We identified two novel mutations in the SLC29A3 gene: a homozygous splice site mutation IVS1+2T>G predicted to cause a splicing error, and a homozygous missense mutation c.1157G>A (p.R386Q) which substituted highly conserved amino acid residue in a transmembrane domain of hENT3. Furthermore, we demonstrate that hENT3 is expressed in histiocytes as well as in endothelium of blood and lymphatic vessels in normal human skin.
Our results further enhance the mutation spectrum of the SLC29A3 gene for this rare genetic disorder, and also suggest potential pathomechanisms for the skin lesions resulting from SLC29A3 mutations.
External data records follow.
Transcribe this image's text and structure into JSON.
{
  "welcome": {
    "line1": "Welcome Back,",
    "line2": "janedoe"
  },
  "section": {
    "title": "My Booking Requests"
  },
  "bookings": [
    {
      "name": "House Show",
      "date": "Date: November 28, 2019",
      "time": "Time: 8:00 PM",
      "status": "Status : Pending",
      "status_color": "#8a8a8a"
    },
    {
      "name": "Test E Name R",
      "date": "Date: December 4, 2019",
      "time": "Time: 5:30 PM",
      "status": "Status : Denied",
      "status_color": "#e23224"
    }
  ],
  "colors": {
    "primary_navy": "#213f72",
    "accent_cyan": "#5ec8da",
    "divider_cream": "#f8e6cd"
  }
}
H 综合征是一种罕见的常染色体隐性遗传疾病,涉及皮肤和其他全身器官,由 SLC29A3 基因突变引起。
揭示两个叙利亚家庭 H 综合征的分子基础,并确定 hENT3 在人皮肤中的定位。
通过直接测序分析来自两个 H 综合征叙利亚家庭的 DNA,并通过原位杂交和免疫染色研究 hENT3 在正常人类皮肤中的表达。
我们在 SLC29A3 基因中发现了两个新的突变:一个纯合剪接位点突变 IVS1+2T>G,预计会导致剪接错误,以及一个纯合错义突变 c.1157G>A(p.R386Q),取代了 hENT3 跨膜域中高度保守的氨基酸残基。此外,我们证明 hENT3 在正常人类皮肤的组织细胞以及血液和淋巴管内皮中表达。
我们的结果进一步增强了 SLC29A3 基因对于这种罕见遗传疾病的突变谱,并提示 SLC29A3 基因突变导致皮肤损伤的潜在发病机制。